Lost In Translation
meditation on a remark by Les Murray
Chinese poems are nothing like The Sun,
The Daily Mirror, Times or Guardian, yet their
translators multiply their words to get their
drift or they’d sound like headlines. GOTCHA! FUN
RUN ENDS IN BLOOD BATH. GIANT GRABS AT CRUMBS.
A bit like History, no?—whose sieve retains
just diagram bones while detail-dapple drains
away to dark. All leaf, all flesh succumbs.
I have a nightmare. I’m being sucked by Time
down History’s anticlockwise plughole, drowned
for being sole witness to the world’s worst crime.
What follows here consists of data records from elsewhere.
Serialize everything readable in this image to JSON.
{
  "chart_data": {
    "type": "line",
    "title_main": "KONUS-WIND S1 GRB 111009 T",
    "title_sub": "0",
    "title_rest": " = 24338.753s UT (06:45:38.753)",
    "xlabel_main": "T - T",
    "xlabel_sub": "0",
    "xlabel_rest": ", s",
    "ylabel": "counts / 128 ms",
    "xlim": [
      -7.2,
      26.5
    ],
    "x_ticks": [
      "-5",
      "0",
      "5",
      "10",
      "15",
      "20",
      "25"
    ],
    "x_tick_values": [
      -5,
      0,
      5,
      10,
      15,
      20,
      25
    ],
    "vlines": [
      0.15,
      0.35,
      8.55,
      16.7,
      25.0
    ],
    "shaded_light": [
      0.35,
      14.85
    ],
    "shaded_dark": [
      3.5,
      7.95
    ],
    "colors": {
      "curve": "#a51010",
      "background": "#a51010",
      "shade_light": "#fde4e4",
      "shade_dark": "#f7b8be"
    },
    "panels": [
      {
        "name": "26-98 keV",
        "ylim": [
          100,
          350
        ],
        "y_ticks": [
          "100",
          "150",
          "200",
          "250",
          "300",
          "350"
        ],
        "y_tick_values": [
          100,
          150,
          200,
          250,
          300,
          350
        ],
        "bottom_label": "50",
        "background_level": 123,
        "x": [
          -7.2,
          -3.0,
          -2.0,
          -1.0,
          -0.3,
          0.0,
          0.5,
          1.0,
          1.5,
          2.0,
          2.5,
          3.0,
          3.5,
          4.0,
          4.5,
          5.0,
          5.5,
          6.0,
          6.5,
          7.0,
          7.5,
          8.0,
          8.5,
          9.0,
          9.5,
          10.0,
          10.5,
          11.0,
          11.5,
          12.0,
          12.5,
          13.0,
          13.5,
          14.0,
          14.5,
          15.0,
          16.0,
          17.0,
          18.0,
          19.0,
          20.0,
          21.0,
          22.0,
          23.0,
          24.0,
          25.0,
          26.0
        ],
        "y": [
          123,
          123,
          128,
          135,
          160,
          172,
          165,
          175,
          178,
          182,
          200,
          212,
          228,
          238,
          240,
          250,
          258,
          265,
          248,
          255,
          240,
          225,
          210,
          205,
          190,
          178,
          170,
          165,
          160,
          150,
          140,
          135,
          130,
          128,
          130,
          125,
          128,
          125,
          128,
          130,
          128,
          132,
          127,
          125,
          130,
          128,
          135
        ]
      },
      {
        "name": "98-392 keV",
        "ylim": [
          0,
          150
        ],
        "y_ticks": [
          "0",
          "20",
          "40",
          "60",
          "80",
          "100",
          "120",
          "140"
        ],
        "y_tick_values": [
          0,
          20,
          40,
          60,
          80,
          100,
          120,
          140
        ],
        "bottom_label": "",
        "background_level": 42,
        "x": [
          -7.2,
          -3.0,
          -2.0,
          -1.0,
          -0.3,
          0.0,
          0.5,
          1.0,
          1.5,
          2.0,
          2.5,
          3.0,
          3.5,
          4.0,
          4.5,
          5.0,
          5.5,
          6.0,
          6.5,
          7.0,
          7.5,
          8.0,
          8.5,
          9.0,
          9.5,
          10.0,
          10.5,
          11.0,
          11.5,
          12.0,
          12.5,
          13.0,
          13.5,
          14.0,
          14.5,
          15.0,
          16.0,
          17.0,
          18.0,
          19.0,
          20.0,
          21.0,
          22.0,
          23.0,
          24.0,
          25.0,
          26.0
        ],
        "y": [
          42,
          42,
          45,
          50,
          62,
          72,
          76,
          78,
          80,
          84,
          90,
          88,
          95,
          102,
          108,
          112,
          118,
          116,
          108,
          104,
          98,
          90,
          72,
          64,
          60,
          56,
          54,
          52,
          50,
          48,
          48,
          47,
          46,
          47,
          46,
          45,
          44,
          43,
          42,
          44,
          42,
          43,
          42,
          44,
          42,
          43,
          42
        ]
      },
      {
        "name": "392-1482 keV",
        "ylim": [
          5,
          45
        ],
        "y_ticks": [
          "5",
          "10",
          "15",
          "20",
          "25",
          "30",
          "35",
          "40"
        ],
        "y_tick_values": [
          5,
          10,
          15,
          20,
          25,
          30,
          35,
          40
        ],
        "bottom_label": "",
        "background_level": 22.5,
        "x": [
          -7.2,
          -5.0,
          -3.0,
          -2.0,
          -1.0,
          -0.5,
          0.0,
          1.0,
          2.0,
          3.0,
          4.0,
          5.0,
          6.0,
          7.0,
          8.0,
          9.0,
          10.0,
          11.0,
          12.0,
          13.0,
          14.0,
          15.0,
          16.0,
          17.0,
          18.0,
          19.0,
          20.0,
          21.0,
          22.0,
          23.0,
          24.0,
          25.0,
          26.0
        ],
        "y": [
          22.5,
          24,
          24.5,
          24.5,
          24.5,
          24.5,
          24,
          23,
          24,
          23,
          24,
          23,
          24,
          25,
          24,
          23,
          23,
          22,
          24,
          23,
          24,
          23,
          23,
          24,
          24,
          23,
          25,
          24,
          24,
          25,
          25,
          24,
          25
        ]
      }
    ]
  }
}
Meanwhile the notes for my unfinished book
are turned to sludge and then piped underground
to join the thick-polluted stream Shitbrook.
Shitbrook was the stream that flowed just south of Exeter’s city wall and into the River Exe. After the cholera outbreak of 1832 it went underground as the Barnfield Brook Sewer.
James Turner lives in retirement Exeter. He spent most of his working life as an unqualified library assistant. He writes poems rather than anything else because they can be so short. For five years he co-hosted Uncut Poets, Exeter’s monthly poetry event at the Phoenix Arts Centre. He likes listening to classical music and birdsong, especially blackbirds. He likes going for walks to get a bit of a nature-fix. His first collection of poems, Forgeries, was published by Original Plus in 2002. Whether there will be a second remains to be seen.